The winners have signed 20 year power purchase agreements with the Ontario government and must begin delivering electricity by the end of 2007. Together, the projects represent an investment of C$700 million. Ontario energy minister Dwight Duncan promises there will be more. "Early in the new year, we plan to move quickly to add even more renewable energy to Ontario's generation mix," he says. "Continued investments in renewable energy will expand our economy by creating new jobs and opportunities across the province."
The purchase is the first step in meeting the government's commitment to provide 5%, or 1350 MW, of generating capacity from renewables by 2007 and 10% by 2010. It is also a huge step in achieving a diverse generation portfolio for the province, says David Butters, president of the Association of Power Producers of Ontario.
Of the five project sponsors, two are already members of the wind industry. Canadian Hydro Developers, with three plants in Alberta, will build a 67.5 MW first phase of the Melancthon Grey Wind Project. EPCOR Power Development Corporation, which owns a share in a 900 kW turbine in Alberta, got the nod for its 39.6 MW Kingsbridge Wind Power Project.

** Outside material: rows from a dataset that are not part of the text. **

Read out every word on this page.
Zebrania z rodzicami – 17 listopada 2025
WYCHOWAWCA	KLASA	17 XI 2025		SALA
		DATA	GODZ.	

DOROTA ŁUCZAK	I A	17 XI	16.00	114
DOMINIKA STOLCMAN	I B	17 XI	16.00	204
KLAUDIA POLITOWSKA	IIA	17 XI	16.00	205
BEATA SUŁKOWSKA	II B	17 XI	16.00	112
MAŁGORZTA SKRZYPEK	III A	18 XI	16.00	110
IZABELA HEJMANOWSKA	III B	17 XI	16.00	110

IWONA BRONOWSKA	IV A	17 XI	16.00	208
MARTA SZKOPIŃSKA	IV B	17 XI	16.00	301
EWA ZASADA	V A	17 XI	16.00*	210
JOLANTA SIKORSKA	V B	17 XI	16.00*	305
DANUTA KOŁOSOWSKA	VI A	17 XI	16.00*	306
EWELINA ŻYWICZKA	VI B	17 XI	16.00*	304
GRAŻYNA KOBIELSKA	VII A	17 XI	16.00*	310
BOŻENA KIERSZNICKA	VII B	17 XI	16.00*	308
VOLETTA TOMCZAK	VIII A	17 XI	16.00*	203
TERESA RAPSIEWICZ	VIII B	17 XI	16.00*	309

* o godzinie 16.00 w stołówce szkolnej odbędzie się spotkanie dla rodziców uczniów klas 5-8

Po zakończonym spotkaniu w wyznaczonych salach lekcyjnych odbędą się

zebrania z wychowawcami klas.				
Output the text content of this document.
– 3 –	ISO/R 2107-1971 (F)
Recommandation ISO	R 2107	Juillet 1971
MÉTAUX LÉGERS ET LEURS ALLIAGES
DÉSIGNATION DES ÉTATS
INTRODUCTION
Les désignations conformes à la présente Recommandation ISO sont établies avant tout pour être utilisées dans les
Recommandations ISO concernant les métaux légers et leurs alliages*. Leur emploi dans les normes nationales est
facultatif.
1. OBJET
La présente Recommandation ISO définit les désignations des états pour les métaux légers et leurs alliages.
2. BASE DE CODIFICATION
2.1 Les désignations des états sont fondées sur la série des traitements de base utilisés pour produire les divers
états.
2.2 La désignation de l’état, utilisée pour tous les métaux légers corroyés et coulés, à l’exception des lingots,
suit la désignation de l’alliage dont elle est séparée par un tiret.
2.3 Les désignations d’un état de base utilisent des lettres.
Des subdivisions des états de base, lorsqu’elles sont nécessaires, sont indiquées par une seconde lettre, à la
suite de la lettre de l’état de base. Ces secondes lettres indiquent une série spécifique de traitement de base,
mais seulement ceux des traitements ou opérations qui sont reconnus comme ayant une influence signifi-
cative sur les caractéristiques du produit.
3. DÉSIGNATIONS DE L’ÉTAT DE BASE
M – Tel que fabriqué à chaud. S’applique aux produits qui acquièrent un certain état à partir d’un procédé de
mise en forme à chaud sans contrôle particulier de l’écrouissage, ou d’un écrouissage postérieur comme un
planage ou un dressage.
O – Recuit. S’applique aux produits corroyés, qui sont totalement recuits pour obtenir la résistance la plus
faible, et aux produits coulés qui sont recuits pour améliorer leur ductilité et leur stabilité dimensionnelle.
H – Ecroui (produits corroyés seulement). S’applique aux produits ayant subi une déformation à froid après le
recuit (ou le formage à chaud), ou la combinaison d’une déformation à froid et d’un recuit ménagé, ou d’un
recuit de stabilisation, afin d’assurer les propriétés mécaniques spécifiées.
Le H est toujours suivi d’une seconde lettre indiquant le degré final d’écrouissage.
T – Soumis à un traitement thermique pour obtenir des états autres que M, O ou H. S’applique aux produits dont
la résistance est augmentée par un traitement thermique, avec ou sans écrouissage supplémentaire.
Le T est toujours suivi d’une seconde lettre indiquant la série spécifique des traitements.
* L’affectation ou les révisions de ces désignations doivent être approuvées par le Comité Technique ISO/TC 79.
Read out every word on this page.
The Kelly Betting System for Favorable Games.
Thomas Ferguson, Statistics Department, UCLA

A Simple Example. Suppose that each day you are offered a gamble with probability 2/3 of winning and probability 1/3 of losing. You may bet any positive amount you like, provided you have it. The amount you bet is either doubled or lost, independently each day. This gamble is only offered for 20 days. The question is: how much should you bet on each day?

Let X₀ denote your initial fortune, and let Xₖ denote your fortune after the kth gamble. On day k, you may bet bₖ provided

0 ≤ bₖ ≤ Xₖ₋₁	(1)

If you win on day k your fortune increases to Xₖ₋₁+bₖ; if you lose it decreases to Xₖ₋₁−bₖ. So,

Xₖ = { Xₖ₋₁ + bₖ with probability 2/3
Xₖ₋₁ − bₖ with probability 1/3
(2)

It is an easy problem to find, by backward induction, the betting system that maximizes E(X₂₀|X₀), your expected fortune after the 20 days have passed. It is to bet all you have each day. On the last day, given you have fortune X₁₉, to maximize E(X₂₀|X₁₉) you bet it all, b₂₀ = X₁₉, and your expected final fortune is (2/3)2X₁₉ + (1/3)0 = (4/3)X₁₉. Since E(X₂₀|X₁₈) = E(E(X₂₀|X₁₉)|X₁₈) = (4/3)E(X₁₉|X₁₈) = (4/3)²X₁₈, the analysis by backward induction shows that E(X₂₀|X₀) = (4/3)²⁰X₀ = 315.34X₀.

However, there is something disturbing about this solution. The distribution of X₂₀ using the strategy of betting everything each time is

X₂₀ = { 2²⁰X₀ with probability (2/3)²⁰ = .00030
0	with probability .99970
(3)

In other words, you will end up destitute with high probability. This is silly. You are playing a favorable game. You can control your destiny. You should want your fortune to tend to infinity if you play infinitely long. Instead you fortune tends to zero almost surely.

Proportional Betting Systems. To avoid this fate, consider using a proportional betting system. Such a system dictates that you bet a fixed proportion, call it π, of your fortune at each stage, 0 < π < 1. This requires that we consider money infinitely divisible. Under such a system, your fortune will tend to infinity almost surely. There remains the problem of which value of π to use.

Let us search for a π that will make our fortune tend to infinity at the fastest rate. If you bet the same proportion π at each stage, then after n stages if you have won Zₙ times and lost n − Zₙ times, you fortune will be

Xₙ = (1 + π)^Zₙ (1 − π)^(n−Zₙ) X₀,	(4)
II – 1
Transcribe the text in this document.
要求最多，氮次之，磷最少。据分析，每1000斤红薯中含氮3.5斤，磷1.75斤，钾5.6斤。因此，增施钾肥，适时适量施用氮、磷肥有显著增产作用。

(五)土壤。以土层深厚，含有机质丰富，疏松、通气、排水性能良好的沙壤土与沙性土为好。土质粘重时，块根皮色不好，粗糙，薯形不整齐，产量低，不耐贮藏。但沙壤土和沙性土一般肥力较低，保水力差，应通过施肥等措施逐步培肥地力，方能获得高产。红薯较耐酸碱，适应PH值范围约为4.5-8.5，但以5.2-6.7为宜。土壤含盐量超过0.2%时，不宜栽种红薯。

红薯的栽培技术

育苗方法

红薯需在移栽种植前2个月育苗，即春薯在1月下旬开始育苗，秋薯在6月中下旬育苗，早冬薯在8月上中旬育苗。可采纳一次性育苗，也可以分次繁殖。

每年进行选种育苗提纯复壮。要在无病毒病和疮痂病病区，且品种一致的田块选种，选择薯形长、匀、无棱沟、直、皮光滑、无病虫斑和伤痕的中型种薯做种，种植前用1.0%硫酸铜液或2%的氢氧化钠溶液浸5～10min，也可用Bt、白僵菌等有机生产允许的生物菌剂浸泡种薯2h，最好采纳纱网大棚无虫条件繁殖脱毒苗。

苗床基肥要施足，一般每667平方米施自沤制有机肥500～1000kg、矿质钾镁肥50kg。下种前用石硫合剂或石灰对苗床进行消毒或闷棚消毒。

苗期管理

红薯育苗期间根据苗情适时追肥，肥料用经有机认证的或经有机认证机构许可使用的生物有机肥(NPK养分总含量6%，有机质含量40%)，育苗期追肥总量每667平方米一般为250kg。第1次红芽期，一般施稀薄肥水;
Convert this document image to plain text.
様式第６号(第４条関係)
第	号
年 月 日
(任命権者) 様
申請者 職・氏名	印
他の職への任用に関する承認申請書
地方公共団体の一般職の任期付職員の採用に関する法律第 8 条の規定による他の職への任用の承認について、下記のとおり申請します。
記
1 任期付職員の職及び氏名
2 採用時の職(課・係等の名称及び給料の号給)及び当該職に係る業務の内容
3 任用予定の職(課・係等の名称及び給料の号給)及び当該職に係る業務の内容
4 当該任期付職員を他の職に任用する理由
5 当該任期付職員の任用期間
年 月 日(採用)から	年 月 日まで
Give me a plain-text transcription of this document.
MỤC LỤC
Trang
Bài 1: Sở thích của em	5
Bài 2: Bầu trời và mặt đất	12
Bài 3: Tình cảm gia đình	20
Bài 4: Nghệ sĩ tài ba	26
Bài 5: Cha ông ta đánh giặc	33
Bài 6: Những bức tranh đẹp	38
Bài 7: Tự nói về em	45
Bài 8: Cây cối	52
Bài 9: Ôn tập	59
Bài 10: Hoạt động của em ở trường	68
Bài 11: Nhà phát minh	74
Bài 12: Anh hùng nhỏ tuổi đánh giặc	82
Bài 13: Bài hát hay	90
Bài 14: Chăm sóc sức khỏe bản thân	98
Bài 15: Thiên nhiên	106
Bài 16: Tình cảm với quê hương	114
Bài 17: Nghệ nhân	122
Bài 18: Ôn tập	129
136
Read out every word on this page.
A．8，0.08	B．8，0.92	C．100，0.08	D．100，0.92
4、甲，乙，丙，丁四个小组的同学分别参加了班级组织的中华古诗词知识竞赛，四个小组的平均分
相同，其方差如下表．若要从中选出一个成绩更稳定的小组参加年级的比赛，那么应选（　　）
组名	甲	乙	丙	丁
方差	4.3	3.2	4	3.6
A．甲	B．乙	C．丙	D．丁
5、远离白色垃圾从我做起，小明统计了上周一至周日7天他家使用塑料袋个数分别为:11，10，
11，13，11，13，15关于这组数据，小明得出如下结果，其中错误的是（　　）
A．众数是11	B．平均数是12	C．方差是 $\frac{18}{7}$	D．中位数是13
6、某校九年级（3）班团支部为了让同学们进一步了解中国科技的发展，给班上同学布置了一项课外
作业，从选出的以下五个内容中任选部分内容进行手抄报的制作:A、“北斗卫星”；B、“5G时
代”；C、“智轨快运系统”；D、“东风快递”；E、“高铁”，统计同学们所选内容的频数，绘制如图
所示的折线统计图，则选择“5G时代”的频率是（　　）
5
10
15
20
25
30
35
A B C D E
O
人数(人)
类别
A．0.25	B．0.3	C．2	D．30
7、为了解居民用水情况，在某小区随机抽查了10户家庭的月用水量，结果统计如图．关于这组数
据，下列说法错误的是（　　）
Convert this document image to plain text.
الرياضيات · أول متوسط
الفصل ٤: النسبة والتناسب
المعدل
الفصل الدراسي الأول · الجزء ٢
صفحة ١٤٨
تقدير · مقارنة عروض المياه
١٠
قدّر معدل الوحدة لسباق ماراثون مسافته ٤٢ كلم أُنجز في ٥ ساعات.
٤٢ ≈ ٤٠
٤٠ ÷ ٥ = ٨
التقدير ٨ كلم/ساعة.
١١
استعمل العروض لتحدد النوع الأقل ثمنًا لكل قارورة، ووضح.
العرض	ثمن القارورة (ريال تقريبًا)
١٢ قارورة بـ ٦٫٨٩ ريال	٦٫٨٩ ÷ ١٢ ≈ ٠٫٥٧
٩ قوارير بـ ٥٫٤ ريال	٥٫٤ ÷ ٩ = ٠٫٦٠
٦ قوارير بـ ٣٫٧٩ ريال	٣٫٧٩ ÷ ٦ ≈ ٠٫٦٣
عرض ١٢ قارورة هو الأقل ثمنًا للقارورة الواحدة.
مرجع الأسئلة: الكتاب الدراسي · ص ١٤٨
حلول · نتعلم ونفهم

The other winners, new to the industry, have been laying the groundwork in Ontario for years. Superior Wind Energy will build two projects, the 99 MW Prince Wind Farm and the 49.5 MW first phase of a project it is calling the Blue Highlands Wind Farm. The fifth project, the 99 MW Erie Shores Wind Farm, is a partnership between AIM PowerGen Corporation and the Clean Power Income Fund. The Torton-based fund owns a number of wind facilities in the US, but is just beginning to move into the Canadian market. It will take a 100% share of Erie Shores when construction is completed. GE 1.5 MW turbines are to be used. Choices for other projects have not been announced.